La vida que vivimos realmente no está hecha de instantes cronométricos, sino de momentos cualitativos, de momentos kairós. Esos momentos marcan el curso de las conversaciones y de los días, y resultan esenciales en mucho de lo que atrae nuestra atención: el momento clave que capta el fotógrafo, la jugada decisiva que inclina el resultado de un encuentro deportivo, el instante que cambia el rumbo de una novela o de una película. O de una vida.

Un momento no es un instante insignificante, sino algo de la mayor importancia.

Todo momento incluye la posibilidad de cambio. Etimológicamente, momento implica movimiento (ambos vienen del latín movimentum): de hecho, cada momento es un impulso, el inicio de un movimiento. La lengua inglesa todavía usa la palabra moment en el sentido tanto de “momento” como de “importante” (of great moment significa “de gran importancia”, y algo que es momentous es transcendental, decisivo).

Momento a veces se refiere a un periodo largo de tiempo, tal vez de meses (decimos “en aquel momento de su vida…”), pero en general es lo mismo que un instante. Instante remite a la idea de estar dentro (in-stare) del presente.

Al principio de En busca del tiempo perdido, de Marcel Proust, encontramos un ejemplo ya clásico del momento clave: al comer una magdalena junto a una taza de té, el narrador se ve transportado a una sensación semejante que había tenido en su lejana niñez, y ello pone en marcha siete volúmenes de recuerdos y memorias.

La importancia de un momento

Apreciar el instante es esencial en todo arte. También en el arte de las relaciones. La conciencia del valor cualitativo de cada instante puede ayudarnos a fluir con el presente, distinguiendo los momentos de pausa y de continuidad de aquellos instantes clave en que todo puede cambiar. Y ello puede hacer que nuestra experiencia sea más abierta, más auténtica y más viva.

La arquitectura interna del momento presente fue explorada a fondo por el psicólogo norteamericano Daniel Stern en The Present Moment in Psychotherapy and Everyday Life (“El momento presente en la psicoterapia y en la vida cotidiana”, no traducido). Cuando escuchamos una pieza musical, nuestra experiencia no es de notas aisladas que se van sucediendo de modo uniforme, sino de frases musicales que se suceden en periodos de cierta duración, entre dos y ocho segundos.

Como explica Stern, la experiencia presente de nuestra vida y de nuestras relaciones se da también en momentos que tienen una duración, generalmente de entre tres y cinco segundos. Muchos de tales momentos sirven para mantener el ritmo y el rumbo. Pero hay veces en que uno o varios de ellos nos hacen dar un salto o tomar otro camino.

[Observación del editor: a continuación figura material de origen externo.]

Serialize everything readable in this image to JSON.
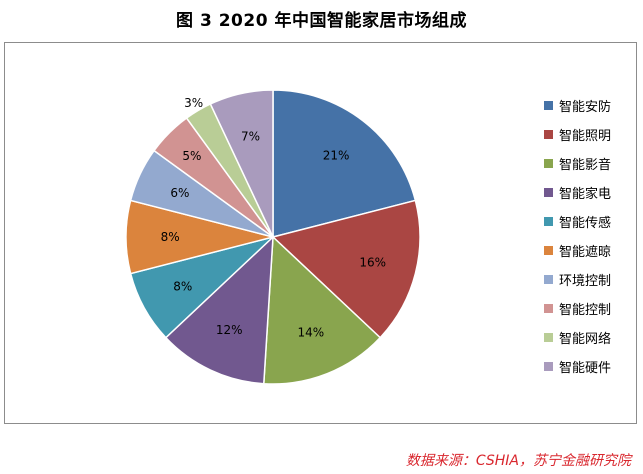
{
  "title": "图 3    2020 年中国智能家居市场组成",
  "source": "数据来源：CSHIA，苏宁金融研究院",
  "chart_data": {
    "type": "pie",
    "title": "图 3    2020 年中国智能家居市场组成",
    "legend_position": "right",
    "slices": [
      {
        "label": "智能安防",
        "value": 21,
        "display": "21%",
        "color": "#4572a7"
      },
      {
        "label": "智能照明",
        "value": 16,
        "display": "16%",
        "color": "#aa4643"
      },
      {
        "label": "智能影音",
        "value": 14,
        "display": "14%",
        "color": "#89a54e"
      },
      {
        "label": "智能家电",
        "value": 12,
        "display": "12%",
        "color": "#71588f"
      },
      {
        "label": "智能传感",
        "value": 8,
        "display": "8%",
        "color": "#4198af"
      },
      {
        "label": "智能遮晾",
        "value": 8,
        "display": "8%",
        "color": "#db843d"
      },
      {
        "label": "环境控制",
        "value": 6,
        "display": "6%",
        "color": "#93a9cf"
      },
      {
        "label": "智能控制",
        "value": 5,
        "display": "5%",
        "color": "#d19392"
      },
      {
        "label": "智能网络",
        "value": 3,
        "display": "3%",
        "color": "#b9cd96"
      },
      {
        "label": "智能硬件",
        "value": 7,
        "display": "7%",
        "color": "#a99bbd"
      }
    ]
  }
}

Nuestra experiencia del momento presente no es como una línea continua, sino como un archipiélago de islas de experiencia que emergen una y otra vez, cada una con su relieve y con sus características.

Algunas experiencias del momento presente pueden durar más de diez segundos, o solo uno (las que se dan en menos de un segundo, como el instante de reconocer un rostro familiar, son en buena medida inconscientes).

La contemplación de una puesta de sol puede fascinarnos durante varios minutos, pero cada pocos segundos está variando el foco de nuestra atención. Lo mismo ocurre cuando nos miramos a los ojos. A veces, cuando lo hacemos de verdad, el instante dura una eternidad.

Lo que dura un momento

  • Los primeros instantes de una relación resultan clave. Todo está abierto. Pero la posibilidad de cambiar sigue viva en cada momento, sobre todo si sabemos apreciar el instante en su movimiento, en las infinitas posibilidades que nos ofrece.
  • Nuestra experiencia viva del presente no es una sucesión de porciones infinitesimales de tiempo, sino una sucesión de momentos que tienen una duración.
  • En un diálogo, la mayoría de nuestras experiencias del momento presente duran alrededor de entre dos y cinco segundos, el tiempo en el que decimos o escuchamos una frase con sentido. Es también, aproximadamente, el tiempo que dura una respiración completa y en el que se despliegan las “secuencias” del lenguaje corporal: gestos, miradas, pequeños cambios en la postura.
  • Cuando dos personas mantienen una conversación fluida, con cierto grado de intimidad, sus respiraciones, así como sus gestos y posturas, tienden a armonizarse.